In even the most cordial of situations, divorce is hard. Not only do you have to face life as a newly single person, but if children are involved, there are other considerations. Things can become even more complicated when your co-parent fails to make court-ordered child support payments. If your co-parent has not made a support payment, it’s time to act.
Ideally, co-parenting involves both parties working together for the good of the children. If your co-parent fails to pay child support, begin by calmly discussing the fact. If they faced a financial emergency that left them unable to pay and you’re able to work with them on getting caught up, that is often an easier, less contentious route to take.
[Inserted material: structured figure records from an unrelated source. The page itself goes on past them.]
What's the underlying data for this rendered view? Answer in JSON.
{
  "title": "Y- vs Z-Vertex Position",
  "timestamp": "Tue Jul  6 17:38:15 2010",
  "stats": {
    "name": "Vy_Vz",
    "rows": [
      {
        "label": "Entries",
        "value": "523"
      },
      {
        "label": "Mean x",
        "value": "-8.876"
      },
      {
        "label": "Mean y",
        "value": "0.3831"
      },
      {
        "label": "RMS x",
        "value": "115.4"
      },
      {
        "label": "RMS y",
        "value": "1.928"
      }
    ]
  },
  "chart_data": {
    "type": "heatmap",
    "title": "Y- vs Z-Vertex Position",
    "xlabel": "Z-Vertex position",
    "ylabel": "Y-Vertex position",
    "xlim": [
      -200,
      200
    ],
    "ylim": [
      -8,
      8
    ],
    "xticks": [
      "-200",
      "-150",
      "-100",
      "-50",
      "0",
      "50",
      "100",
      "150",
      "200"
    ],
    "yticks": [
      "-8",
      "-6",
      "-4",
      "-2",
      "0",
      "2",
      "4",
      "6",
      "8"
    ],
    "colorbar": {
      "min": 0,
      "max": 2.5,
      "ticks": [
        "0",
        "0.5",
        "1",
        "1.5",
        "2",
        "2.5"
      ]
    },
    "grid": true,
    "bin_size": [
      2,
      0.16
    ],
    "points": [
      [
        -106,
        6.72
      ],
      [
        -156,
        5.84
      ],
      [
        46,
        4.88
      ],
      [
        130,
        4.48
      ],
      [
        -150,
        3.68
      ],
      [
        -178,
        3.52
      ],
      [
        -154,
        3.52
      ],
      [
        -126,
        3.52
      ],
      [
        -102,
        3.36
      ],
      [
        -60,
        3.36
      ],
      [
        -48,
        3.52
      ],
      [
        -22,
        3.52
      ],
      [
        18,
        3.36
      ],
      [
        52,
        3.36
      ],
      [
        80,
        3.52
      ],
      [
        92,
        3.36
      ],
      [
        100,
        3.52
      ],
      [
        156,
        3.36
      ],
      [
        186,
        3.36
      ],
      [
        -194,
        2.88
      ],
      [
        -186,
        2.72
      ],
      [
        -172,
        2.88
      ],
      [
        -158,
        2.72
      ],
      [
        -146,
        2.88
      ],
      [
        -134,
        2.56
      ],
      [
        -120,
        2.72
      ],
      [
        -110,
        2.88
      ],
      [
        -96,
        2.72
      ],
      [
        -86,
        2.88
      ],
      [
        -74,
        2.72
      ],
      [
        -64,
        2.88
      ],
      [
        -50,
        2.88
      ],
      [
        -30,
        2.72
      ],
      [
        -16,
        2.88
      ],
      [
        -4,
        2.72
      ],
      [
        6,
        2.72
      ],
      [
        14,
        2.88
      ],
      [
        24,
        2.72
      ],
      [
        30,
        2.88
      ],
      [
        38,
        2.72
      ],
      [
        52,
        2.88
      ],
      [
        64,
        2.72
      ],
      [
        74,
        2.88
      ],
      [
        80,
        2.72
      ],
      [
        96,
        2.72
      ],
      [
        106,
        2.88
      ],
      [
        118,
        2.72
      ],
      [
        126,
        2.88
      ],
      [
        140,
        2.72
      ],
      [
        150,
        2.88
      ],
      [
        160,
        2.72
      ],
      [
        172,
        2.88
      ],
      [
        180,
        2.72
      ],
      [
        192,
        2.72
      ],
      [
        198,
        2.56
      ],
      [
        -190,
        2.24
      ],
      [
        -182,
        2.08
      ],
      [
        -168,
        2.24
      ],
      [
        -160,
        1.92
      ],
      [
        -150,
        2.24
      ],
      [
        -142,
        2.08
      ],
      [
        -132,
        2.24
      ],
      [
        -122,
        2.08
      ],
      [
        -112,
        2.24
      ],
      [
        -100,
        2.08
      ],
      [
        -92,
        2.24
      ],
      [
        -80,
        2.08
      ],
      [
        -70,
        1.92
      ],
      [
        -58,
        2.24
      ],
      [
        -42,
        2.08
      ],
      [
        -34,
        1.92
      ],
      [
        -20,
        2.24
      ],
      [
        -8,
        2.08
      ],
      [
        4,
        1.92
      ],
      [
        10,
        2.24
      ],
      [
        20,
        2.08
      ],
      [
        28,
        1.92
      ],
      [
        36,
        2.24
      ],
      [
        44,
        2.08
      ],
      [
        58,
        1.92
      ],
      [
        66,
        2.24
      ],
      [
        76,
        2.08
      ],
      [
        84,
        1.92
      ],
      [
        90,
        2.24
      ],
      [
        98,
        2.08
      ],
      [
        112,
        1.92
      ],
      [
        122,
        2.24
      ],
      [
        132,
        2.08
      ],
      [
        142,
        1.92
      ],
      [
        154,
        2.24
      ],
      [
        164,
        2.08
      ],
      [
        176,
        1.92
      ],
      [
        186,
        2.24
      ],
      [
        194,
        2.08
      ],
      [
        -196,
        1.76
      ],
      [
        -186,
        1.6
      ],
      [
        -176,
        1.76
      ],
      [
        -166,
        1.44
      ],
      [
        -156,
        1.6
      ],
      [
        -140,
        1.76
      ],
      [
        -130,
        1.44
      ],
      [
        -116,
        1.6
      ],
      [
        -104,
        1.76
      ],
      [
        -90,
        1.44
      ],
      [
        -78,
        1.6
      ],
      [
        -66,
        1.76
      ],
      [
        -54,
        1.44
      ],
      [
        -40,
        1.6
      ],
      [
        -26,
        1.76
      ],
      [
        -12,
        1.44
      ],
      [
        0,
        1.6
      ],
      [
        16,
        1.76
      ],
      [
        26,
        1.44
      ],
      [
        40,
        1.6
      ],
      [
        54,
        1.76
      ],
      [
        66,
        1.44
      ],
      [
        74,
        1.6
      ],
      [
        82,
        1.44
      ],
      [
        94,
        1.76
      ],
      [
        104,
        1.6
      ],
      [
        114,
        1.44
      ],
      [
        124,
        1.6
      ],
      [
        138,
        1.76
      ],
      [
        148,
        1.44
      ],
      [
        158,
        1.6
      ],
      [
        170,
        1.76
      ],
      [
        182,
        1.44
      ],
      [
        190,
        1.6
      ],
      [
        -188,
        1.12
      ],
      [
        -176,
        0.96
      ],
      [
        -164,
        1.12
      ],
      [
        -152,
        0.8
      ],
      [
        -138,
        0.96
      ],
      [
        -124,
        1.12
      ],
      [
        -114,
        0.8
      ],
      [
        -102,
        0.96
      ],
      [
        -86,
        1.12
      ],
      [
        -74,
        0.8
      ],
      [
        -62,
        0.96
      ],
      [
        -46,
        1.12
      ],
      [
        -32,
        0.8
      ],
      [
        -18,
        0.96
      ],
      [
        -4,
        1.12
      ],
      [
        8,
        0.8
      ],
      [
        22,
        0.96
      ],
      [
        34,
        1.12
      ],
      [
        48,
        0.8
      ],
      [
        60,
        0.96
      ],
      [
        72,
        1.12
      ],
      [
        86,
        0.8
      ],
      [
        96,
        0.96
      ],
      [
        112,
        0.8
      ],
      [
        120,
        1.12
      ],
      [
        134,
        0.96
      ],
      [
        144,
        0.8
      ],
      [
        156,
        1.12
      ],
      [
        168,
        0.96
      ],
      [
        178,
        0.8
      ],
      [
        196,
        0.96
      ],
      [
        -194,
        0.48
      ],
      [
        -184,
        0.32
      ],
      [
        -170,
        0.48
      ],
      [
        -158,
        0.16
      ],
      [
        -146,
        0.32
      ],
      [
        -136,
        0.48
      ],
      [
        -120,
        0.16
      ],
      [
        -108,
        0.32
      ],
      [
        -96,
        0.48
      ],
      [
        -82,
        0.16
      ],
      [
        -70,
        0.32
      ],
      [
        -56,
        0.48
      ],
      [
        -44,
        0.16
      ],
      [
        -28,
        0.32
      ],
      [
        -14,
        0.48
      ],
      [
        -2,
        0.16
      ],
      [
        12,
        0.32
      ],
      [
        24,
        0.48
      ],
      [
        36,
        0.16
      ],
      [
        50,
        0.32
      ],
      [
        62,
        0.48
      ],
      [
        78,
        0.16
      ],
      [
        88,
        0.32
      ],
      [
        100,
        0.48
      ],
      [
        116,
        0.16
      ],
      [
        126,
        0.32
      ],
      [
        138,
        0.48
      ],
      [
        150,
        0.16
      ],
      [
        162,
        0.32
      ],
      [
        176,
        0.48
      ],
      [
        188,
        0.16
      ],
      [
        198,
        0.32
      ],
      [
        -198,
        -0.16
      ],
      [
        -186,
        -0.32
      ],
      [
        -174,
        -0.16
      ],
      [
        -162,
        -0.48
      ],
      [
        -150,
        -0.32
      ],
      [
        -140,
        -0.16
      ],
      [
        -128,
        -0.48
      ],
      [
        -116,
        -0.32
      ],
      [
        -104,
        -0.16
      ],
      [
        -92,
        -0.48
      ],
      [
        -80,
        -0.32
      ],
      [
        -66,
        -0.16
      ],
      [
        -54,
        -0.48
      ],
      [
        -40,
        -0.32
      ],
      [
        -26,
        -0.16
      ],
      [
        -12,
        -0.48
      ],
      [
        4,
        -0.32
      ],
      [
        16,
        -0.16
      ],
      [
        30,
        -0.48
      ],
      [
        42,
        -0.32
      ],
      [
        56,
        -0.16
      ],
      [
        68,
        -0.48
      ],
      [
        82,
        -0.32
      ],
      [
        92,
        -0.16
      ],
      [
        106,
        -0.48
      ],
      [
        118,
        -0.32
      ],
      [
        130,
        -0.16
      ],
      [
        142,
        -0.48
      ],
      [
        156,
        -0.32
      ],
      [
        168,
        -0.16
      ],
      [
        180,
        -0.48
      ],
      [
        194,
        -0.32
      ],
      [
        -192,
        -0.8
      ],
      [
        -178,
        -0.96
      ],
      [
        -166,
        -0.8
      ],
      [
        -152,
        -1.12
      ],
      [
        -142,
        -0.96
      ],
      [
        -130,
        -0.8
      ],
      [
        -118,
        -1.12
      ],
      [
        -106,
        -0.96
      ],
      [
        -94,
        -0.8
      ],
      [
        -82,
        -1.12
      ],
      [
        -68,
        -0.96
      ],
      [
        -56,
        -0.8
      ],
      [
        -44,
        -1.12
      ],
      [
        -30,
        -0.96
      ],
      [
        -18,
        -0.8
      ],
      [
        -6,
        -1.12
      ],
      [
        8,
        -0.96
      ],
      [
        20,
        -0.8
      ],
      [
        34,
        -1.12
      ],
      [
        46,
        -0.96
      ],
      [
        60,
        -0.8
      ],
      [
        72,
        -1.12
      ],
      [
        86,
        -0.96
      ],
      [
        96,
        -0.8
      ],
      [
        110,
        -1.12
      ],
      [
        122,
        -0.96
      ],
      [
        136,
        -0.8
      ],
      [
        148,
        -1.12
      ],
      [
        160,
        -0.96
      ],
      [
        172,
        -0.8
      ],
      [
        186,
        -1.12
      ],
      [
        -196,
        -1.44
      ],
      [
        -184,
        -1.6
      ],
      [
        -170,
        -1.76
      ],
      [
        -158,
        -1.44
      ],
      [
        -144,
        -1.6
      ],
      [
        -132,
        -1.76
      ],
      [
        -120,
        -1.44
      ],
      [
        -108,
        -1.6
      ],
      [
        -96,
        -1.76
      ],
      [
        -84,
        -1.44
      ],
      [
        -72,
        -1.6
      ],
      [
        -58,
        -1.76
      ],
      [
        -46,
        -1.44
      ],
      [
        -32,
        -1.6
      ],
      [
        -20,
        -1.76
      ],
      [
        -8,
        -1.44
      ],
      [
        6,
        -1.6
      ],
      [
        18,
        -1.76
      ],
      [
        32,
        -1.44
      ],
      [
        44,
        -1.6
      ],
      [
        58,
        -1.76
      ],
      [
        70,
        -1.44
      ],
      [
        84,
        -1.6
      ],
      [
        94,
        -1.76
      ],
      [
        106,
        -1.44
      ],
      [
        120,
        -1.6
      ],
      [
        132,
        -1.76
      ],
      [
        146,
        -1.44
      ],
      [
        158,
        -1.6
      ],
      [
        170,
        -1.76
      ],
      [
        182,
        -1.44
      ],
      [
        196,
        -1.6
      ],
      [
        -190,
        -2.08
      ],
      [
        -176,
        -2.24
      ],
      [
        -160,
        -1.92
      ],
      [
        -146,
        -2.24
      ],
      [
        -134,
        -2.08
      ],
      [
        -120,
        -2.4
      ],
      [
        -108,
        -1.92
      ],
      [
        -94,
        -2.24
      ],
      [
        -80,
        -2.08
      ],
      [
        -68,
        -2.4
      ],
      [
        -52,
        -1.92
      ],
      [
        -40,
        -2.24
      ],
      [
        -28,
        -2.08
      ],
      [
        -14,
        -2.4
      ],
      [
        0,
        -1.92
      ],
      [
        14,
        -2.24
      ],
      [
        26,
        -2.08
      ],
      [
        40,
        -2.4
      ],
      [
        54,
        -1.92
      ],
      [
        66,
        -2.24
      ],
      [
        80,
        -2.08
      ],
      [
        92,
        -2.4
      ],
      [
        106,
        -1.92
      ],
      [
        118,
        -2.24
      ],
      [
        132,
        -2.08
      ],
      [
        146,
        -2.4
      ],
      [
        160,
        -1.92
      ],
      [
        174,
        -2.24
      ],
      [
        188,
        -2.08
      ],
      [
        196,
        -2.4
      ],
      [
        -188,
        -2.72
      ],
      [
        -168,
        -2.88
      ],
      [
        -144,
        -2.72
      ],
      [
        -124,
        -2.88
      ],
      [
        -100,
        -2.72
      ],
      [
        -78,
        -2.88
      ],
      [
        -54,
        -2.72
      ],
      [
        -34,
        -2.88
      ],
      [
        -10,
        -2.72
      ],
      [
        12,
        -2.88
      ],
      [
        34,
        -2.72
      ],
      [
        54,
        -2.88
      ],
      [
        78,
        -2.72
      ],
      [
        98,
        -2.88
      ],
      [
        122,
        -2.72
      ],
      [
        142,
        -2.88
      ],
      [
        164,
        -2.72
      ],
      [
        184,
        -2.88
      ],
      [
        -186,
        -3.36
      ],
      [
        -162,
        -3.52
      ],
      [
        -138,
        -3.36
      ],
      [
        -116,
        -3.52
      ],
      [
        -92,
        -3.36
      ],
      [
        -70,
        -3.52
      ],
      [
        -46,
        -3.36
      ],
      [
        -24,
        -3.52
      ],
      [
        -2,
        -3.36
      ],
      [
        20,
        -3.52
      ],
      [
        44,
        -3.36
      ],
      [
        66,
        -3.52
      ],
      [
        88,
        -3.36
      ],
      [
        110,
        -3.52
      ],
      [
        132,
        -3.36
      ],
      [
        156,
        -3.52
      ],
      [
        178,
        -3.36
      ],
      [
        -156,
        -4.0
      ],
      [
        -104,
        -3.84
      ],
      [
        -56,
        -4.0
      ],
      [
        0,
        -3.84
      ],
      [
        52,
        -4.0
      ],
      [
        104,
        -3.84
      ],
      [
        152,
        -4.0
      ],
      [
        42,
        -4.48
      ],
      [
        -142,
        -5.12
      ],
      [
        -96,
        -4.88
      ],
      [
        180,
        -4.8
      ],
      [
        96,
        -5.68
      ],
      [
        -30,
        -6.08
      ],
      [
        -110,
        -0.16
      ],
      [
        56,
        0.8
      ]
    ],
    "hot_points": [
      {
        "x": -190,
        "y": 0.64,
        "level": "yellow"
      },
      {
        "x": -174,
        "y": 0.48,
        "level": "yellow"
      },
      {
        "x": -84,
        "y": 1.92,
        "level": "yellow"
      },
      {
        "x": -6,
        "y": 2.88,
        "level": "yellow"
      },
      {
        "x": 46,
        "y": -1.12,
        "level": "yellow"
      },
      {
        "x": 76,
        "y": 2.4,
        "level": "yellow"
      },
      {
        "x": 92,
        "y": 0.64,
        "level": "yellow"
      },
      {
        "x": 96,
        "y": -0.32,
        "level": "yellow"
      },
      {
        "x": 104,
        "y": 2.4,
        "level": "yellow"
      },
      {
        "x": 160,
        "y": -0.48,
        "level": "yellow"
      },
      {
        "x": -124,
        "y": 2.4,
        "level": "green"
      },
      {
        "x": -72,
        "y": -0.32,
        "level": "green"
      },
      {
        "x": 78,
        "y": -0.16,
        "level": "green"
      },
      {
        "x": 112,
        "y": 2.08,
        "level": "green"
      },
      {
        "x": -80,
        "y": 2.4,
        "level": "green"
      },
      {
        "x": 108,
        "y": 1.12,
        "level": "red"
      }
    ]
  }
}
Depending on your co-parent’s work situation, they may be unable to meet the amount the court ordered them to pay. It’s important that you remain flexible. While you don’t have to allow yourself to be taken advantage of, it may be in your child’s best interest to consider modifying the agreement.
Consult a lawyer
Unfortunately, there are cases in which a divorce begins amicably and takes a turn for the worse. Even worse, some co-parents choose to weaponize their support payments as a means of manipulating the situation and their child’s other parent.
If that is the case in your situation, you should consult an attorney familiar with child support law in your area. There are instances where motions must be filed, and legal steps must be taken to ensure that the children are cared for.
Ideally, the adults involved in co-parenting remember to keep their children’s best interests at heart. That includes when dealing with child support payment.